Constraints of Reservoir Pressure and H2O on Pre–Eruptive Melt Accumulation and Migration under Water–Rich Systems Based on the Volcanic–Plutonic Connection in the East Kunlun Orogen, Northern Tibet Plateau

In recent years, the volcanic–plutonic relationship has been a contentious topic among researchers. Based on this issue, they have delved deeper into the constraints of magma reservoir pressure and H2O on pre–eruptive melt accumulation and migration.

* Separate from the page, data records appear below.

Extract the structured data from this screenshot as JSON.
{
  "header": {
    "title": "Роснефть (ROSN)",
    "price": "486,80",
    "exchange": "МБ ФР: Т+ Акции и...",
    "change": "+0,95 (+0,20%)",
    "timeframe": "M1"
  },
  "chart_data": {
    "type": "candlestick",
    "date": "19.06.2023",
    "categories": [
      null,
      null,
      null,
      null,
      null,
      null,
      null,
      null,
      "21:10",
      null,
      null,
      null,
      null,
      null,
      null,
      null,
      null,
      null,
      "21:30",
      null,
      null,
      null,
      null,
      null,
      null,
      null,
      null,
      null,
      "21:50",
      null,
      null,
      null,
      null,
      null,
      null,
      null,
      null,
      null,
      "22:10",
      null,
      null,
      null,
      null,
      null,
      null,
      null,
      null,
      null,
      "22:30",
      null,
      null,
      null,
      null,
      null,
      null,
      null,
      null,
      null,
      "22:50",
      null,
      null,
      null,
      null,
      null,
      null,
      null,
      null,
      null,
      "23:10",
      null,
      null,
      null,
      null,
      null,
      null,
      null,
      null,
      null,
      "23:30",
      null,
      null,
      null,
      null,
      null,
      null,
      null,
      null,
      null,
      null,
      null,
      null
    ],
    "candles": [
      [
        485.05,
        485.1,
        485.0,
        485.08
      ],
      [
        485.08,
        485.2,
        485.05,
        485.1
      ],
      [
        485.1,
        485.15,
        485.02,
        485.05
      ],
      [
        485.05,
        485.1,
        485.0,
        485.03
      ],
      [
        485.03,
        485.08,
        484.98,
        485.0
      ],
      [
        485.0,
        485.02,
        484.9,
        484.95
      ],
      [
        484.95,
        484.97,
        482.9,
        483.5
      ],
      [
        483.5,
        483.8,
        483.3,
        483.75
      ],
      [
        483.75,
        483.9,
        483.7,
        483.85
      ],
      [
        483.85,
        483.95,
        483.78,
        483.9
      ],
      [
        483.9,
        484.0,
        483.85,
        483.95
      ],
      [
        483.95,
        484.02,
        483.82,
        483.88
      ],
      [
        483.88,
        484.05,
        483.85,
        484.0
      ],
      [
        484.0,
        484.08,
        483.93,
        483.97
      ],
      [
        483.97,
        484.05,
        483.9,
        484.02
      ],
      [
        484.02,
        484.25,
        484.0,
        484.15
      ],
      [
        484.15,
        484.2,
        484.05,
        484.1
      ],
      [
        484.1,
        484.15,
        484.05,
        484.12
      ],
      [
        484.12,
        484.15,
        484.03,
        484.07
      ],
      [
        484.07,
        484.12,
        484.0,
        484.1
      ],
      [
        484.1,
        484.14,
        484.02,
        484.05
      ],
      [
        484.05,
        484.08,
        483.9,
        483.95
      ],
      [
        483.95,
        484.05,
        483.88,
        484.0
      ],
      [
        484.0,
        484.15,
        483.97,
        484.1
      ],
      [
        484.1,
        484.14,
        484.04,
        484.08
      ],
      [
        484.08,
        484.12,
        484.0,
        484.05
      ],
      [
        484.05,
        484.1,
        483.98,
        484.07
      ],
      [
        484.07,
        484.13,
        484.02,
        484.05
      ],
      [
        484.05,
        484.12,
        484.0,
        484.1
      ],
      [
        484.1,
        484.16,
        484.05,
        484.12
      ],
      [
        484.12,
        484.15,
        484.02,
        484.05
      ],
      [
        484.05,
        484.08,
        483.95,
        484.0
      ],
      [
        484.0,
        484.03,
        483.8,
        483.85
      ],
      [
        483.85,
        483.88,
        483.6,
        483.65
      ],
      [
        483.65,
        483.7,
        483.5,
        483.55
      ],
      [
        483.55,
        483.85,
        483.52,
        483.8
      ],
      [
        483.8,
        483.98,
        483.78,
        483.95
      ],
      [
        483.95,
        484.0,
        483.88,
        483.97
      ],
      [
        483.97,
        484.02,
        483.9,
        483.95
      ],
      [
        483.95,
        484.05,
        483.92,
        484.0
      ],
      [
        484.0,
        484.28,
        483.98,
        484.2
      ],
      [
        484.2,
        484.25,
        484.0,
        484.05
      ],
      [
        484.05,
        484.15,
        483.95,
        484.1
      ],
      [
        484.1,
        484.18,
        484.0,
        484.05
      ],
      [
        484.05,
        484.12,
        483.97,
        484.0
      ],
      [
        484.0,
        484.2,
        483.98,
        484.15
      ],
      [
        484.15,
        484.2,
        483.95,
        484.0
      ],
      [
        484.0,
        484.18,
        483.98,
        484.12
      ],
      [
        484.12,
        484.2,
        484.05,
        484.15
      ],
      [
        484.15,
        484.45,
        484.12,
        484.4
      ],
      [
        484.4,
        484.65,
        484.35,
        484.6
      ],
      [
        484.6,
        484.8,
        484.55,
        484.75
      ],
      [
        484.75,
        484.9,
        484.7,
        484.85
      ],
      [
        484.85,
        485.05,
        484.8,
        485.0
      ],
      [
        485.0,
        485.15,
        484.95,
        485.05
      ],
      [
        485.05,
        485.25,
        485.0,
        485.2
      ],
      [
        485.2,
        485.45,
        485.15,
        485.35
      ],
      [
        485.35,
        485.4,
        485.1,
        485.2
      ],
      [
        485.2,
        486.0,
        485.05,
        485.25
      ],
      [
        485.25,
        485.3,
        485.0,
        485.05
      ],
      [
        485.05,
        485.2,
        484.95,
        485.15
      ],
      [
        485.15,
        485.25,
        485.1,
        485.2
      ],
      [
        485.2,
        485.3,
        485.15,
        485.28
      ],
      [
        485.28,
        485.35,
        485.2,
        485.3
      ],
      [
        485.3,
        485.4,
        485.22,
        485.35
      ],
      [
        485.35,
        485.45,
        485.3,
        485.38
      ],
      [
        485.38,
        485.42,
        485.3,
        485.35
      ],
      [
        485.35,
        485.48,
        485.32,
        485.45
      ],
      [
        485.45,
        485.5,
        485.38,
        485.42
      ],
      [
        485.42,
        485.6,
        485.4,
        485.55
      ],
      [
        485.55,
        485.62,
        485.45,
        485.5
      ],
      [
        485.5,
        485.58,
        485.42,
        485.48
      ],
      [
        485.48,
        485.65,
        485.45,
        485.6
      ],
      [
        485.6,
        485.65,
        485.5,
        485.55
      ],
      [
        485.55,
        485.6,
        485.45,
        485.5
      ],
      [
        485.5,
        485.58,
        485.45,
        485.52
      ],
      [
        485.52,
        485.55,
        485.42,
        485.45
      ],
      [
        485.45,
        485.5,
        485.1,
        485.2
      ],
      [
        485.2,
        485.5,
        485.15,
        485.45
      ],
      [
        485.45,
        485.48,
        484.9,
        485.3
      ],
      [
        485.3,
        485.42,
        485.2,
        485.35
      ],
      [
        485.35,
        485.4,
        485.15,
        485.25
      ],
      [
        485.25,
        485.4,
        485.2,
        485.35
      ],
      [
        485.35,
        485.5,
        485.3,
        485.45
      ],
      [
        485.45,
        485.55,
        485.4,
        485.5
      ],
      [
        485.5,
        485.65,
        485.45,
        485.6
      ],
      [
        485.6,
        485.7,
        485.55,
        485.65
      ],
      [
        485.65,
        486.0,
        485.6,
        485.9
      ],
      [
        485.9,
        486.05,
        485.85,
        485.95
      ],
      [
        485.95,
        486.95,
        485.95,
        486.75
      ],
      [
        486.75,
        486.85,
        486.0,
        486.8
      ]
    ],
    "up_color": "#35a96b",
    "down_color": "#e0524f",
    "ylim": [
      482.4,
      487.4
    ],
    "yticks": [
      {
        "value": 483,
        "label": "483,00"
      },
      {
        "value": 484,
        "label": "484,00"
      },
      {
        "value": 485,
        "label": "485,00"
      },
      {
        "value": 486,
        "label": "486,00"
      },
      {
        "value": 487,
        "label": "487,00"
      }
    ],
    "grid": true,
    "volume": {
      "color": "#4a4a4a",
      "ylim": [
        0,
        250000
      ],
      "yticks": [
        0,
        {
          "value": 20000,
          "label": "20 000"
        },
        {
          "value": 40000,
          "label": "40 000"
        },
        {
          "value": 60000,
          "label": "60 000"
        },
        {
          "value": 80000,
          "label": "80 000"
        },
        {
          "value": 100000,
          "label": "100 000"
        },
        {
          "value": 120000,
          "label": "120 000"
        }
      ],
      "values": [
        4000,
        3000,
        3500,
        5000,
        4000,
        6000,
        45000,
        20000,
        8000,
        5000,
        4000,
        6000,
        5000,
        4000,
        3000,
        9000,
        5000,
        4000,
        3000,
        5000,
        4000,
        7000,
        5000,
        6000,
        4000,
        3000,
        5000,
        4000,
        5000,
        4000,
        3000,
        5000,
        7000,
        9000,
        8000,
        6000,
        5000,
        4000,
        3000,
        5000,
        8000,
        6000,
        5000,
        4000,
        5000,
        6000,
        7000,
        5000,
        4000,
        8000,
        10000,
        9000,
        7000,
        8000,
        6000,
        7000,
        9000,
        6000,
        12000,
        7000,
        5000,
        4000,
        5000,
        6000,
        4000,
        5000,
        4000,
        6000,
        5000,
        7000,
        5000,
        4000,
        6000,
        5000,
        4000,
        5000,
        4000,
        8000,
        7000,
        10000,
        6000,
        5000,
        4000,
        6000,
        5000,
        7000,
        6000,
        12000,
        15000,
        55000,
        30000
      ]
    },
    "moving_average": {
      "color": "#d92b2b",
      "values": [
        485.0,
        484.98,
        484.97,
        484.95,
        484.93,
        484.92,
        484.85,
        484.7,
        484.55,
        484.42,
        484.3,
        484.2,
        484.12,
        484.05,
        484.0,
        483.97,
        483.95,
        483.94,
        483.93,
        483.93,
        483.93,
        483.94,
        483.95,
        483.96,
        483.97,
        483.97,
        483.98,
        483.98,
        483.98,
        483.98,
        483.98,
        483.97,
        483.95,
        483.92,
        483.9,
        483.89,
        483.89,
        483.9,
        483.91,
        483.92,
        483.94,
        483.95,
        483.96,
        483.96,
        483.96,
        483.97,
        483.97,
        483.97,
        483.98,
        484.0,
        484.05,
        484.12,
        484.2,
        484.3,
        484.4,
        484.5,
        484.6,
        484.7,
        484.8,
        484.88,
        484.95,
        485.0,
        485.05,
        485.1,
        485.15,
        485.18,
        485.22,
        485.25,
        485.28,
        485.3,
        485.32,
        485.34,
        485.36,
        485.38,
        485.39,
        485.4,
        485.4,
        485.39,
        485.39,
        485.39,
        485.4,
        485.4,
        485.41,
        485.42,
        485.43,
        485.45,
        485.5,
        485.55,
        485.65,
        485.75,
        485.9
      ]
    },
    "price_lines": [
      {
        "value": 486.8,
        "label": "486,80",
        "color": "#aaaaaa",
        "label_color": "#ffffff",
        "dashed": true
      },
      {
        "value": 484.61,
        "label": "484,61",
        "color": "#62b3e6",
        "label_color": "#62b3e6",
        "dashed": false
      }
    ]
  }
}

We selected granodiorite, tonalite, and rhyolite in the Dehailonggang volcanic–plutonic complex to investigate the volcanic–plutonic connection and constraints of reservoir pressure and H2O on the pre–eruptive melt accumulation and migration in water–rich systems. Granodiorite, tonalite, and rhyolite exhibit temporal–spatial similarities (247 Ma) and the same magmatic origin consisting of ca. 75 ~ 80% enriched mantle materials mixed with ca. 20 ~ 25% lower crustal materials. TIMA shows that both granodiorite and tonalite display a typical cumulate texture. The bulk–rock compositional complementary of the granodiorite, tonalite, and rhyolite, coupled with in situ geochemical signatures of feldspars and zircons, feldspar CSD, and rhyolite–MELTS modeling, indicate that 1) the granodiorite represents the crystal cumulate formed after crystal–melt phase separation of the original mush in the magma reservoir; 2) the interstitial melt of the original mush was extracted, migrated, and ultimately erupted as the rhyolite; 3) the tonalite serves as an intermediate product resulting from the phase separation from the original mush to the rhyolite. Rhyolite–MELTS modeling reveals that in water–rich environments, an increase in reservoir pressure (prior to reaching overpressure threshold) can lead to a reduction in melt viscosity. This, in turn, accelerates mechanical compaction and phase separation processes, ultimately shortening the pre–eruptive melt aggregation timescale. In contrast, it is noteworthy that H2O has a relatively minor influence on phase separation in such water–rich systems (> 4 wt. %). This study demonstrates the volcanic–plutonic genetic coupling and highlights the significance of reservoir pressure in controlling the dynamics of pre–eruptive melt within water–rich systems.